Screen Rant writer Vanessa Piña believed that Science Saru highlighted Momo's sexual assault to stoke controversy. She stated that they changed this scene to occur before the Kito family is met by Jiji and Okarun, and that Momo being held underwater was something that did not happen in the manga. Piña claimed that the fight was a short moment in the manga, calling it a "disturbing and anticlimactic angle" that is changed to give it more focus than the conspiracy of the story. She also argued that the episode could have cut down other content, such as Taro running, Okarun's thoughts, or their arrival, allowing the episode to end after Momo is saved. Piña believed this would have temper criticisms of the series' reliance on sexual content. Alejandra Bodden stated that she found it triggering, also disliking that it ended so quickly and stating that the cliffhanger "killed [her] a little." The Mary Sue writer Kirsten Carey bemoaned the use of sexual assault in Dandadan as a tool to advance the plot, considering a near sexual assault in the first episode a hurdle that she and others had to overcome. She noted that some fans were told that this was an anomaly in Dandadan, expressing disappointment in the scene near the end of episode 12. Carey believed that the initial scene of the men approaching Momo in the hot springs was well done, exemplifying to male viewers why men sharing a bath with men behaving like this is such a threatening experience for a woman. Her getting forced underwater created a question of whether she was going to be "gang-raped," believing this to be in poor taste. She stated that such a cliffhanger, specifically on whether a character may be raped, is not a common one due to it not being compelling. She argued that because sexual assault is traumatic, it may trigger viewers, especially when it is unresolved.

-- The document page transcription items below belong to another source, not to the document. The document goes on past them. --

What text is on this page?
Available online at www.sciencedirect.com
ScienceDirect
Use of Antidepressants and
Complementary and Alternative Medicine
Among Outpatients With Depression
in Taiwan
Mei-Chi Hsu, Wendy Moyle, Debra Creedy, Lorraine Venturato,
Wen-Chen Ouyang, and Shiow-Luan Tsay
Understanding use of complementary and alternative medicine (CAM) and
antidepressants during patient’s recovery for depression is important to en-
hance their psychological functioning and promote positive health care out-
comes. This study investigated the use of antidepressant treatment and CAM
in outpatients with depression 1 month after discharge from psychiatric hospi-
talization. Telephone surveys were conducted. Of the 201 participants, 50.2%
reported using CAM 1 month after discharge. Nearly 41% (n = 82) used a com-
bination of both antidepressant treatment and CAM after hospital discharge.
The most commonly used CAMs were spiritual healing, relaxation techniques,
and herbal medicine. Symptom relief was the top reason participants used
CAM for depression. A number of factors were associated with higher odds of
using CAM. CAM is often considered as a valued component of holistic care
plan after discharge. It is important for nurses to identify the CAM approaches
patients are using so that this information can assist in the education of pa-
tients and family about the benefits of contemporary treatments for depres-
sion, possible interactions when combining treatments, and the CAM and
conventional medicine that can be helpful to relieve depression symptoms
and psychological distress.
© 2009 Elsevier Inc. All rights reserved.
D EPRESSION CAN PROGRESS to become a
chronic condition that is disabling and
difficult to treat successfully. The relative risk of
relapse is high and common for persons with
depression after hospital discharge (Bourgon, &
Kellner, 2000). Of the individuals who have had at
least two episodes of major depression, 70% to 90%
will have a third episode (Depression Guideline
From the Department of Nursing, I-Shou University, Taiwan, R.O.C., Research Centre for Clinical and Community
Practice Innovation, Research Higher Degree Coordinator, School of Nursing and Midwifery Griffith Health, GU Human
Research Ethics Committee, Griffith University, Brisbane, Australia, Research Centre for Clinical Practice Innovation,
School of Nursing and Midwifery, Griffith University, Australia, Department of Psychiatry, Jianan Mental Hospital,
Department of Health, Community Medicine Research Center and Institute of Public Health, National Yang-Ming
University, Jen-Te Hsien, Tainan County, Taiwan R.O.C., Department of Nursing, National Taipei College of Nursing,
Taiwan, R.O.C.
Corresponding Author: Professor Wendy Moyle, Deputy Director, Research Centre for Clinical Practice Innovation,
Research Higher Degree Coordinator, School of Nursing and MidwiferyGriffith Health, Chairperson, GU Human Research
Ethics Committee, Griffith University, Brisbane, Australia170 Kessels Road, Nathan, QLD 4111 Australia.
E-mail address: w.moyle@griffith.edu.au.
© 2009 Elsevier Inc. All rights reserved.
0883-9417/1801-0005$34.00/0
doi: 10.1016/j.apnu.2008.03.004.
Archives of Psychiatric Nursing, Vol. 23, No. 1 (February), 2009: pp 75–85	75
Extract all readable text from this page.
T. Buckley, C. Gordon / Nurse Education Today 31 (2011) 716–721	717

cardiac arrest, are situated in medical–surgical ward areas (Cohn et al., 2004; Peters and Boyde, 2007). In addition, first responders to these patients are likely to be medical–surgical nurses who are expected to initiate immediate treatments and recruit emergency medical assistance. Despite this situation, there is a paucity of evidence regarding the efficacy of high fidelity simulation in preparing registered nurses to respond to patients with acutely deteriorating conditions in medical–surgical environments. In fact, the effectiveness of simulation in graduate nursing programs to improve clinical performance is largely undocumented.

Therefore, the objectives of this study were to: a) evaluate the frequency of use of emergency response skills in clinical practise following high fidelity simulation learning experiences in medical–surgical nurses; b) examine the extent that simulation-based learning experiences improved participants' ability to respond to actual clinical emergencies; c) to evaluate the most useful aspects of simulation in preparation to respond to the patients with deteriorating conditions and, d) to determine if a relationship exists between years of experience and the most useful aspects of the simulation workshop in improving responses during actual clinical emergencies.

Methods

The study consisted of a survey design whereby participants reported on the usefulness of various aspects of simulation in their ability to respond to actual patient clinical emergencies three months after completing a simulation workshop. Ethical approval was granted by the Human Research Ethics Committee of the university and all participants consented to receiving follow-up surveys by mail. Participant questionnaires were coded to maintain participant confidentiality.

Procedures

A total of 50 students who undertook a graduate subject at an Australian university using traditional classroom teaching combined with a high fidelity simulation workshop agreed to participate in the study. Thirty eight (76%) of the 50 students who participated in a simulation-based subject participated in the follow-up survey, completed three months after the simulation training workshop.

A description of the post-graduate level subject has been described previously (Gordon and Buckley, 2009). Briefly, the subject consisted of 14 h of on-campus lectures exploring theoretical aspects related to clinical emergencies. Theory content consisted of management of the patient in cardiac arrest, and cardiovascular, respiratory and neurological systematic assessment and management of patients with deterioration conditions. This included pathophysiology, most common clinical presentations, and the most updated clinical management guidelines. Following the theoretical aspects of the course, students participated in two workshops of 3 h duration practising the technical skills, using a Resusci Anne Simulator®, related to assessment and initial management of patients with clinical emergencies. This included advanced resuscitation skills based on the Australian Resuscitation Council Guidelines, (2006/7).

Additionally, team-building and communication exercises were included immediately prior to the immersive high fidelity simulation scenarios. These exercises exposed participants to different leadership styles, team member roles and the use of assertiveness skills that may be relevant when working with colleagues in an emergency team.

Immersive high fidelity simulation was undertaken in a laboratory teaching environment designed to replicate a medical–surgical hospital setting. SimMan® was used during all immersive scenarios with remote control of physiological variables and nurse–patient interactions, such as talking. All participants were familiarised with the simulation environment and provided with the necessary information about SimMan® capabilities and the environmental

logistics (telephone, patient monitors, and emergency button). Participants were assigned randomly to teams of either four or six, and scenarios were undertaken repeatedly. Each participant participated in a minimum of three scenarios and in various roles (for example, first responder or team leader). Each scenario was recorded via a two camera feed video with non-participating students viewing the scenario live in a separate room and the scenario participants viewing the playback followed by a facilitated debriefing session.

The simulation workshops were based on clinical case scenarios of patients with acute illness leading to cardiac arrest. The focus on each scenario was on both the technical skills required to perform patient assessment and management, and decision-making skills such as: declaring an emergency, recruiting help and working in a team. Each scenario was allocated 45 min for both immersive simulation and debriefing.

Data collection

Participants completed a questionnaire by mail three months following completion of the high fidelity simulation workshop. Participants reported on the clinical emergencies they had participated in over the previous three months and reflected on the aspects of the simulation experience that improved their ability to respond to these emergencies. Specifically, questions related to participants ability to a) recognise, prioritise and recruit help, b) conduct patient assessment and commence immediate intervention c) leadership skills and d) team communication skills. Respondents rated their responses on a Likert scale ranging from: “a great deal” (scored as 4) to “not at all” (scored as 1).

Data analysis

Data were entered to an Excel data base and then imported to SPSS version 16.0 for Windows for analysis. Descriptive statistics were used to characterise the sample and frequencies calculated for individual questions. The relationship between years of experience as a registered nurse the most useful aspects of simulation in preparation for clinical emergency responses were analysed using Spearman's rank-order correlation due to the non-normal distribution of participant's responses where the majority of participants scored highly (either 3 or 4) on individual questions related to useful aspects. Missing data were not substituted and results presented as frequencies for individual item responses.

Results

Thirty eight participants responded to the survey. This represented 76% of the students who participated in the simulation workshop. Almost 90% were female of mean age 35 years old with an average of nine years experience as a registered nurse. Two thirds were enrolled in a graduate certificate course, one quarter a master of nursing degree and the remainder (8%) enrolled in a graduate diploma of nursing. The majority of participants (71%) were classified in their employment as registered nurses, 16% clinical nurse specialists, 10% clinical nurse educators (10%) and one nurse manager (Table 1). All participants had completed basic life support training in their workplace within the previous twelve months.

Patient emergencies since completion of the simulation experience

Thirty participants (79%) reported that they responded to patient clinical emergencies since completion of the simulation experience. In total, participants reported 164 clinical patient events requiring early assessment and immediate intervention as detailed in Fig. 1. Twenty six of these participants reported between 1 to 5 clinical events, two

Despite the criticisms, Alan A. Mehanna felt that people framing it as a fan service scene need to reevaluate their perspective. He argued that sex can feel uncomfortable, stating that as a "coming-of-age" story, Dandadan having elements of sexuality makes sense. He also argued that sexuality as a horror element is often featured in live-action horror stories. Screen Rant writer Joshua Fox made a similar argument. Fox stated that this scene invited controversy due to a combination of factors, in addition to having to wait until July for the scene to resolve, he believed Dandadan used explicit sexual content often, particularly with female characters. While acknowledging these things, he believed that the criticisms overlook it being a coming-of-age story, which he argued "confusing and often terrible sexual experiences" they experience while growing up. He also argued that Dandadan uses negative sexual situations to highlight how people may have to go through bad sexual experiences before finding a good relationship.